When many people think about boosting yield through biotechnology, insect and disease resistance readily come to mind. But Tuesday’s 4 pm BIO panel on agriculture discussed a more significant factor in crop losses. In Saving Harvests, Lives & Livelihoods: Breakthroughs in Plant Stress Tolerance Technologies, the focus was on the problems of abiotic stress, and some potential solutions.

Plants, like all living organisms, exist in a narrow range of environmental conditions. Drastic changes in temperature, water availability, and excess salt in soils are examples of abiotic stress, or stress from non-living environmental factors. Panelist Julian Schroeder, a professor at UC San Diego, explained that crops currently only yield an average of 21% of their innate potential and 70% of the losses are due to abiotic stress

“Any conditions that move outside that narrow window of physiological conditions is stressful to the plants,” said Christine Foyer, Professor of Molecular Agriculture at the University of Newcastle, UK.

Foyer described her research into oxidative stress – or damage caused by highly reactive oxygen-containing molecules that are a byproduct of photosynthesis. She discovered a plant defective in a photosynthesis-related gene that not only suffered less oxidative stress, but surprisingly also resisted some viral infections.

Schroeder described his research into some of the stresses related to salty soils and water loss. He discovered a gene called AtHKT1, a sodium transporter that could be used to help plants become more salt tolerant. He also described how excessive water loss can occur through the stomata, which are small pores on the undersides of plant leaves.

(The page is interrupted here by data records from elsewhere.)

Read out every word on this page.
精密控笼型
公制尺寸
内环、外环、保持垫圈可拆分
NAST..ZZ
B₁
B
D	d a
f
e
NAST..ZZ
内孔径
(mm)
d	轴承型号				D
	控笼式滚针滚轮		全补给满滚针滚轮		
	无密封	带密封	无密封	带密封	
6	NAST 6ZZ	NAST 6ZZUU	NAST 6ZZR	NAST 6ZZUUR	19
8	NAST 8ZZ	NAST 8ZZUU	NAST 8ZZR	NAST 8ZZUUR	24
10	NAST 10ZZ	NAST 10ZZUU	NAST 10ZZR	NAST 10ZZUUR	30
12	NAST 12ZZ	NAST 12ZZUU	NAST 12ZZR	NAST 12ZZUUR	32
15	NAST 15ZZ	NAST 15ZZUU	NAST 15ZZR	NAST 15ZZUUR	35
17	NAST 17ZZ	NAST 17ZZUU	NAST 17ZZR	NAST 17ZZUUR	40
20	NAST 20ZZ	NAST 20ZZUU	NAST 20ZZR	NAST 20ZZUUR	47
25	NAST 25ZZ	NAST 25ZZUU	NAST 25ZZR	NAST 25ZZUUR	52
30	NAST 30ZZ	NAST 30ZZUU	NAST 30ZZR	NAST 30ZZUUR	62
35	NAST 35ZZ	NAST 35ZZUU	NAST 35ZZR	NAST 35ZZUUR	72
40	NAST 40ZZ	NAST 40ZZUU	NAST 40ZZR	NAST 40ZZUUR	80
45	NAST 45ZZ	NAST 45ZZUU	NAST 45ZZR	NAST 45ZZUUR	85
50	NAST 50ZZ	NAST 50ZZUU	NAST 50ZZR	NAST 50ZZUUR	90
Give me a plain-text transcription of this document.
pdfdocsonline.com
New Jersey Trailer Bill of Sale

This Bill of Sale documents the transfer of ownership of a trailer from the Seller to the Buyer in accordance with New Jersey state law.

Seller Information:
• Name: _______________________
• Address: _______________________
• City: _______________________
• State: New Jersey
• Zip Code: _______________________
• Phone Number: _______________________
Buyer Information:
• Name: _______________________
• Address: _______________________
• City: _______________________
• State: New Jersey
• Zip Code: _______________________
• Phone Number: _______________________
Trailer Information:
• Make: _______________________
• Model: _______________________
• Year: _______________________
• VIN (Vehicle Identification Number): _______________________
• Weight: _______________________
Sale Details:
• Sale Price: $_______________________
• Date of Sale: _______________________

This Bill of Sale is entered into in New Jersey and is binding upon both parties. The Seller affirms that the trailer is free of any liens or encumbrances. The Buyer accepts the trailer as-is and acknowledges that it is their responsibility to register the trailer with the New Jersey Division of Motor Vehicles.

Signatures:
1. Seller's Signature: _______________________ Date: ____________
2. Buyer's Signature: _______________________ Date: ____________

“When they take in [carbon dioxide] they lose 95% of their water through these pores,” said Schroeder. He explained that the poor performance of some plants in drought conditions is due to insensitivity to Abscisic Acid, a plant hormone that signals the stomata to close. He discovered a gene in Arabidopsis that affects this process and can mean the difference between a living plant and a wilted one when conditions are dry.

The four panelists emphasized that with the advent of climate change, abiotic stresses will become more problematic – stressing the need for solutions to these problems. Rising levels of carbon dioxide in the atmosphere can also close the stomata of plant leaves, lessening their ability to take in needed CO2 for photosynthesis. Some progress has been made in identifying genes important in this process.

Identifying a potentially useful gene is only the first step in the process of developing a useful biotech crop improvement. Hagai Karchi, CTO of Evogen Ltd, described the stringent selection process that his company uses to weed through genes identified by a computer algorithm. Of every 100-150 genes discovered, on average just more than one makes it through all the steps of development. One such gene that made it is called evo133, which helped both tomatoes and maize resist the effects of drought.

Curt Brubaker, Genetics Group Leader at Bayer CropScience, explained that biotech approaches to addressing abiotic stresses are not the only way to address these problems. He highlighted the difficulties of tapping into the genetic diversity of old crop varieties, landraces, and wild relatives for improved traits. A recent technology called marker-assisted breeding, also known as “precision breeding,” is helping speed this process.

“How much improvement you can get in your breeding process per year?” Brubaker asked. By using statistics to associate desirable traits with specific locations in the genome, plants with the most desirable genes can be selected for the next generation. After an elite variety has been developed, these molecular markers can also be used to reduce the number of crosses necessary to breed biotech traits into the variety.

But without a robust breeding program, any traits developed through a biotech pipeline will be useless, he said. “Both of those parts of the equations have to be of equivalent quality.”

Michael Metzlaff, Crop Productivity Group Leader at Bayer CropScience, moderated the panel and took questions from the audience. He ended the discussion with a few remarks about the future contributions of genetic engineering toward protecting crops against abiotic stress.

“Green Biotechnology has reached a new level… Watch out. Molecular Genetics will definitely contribute to improvements in agriculture.”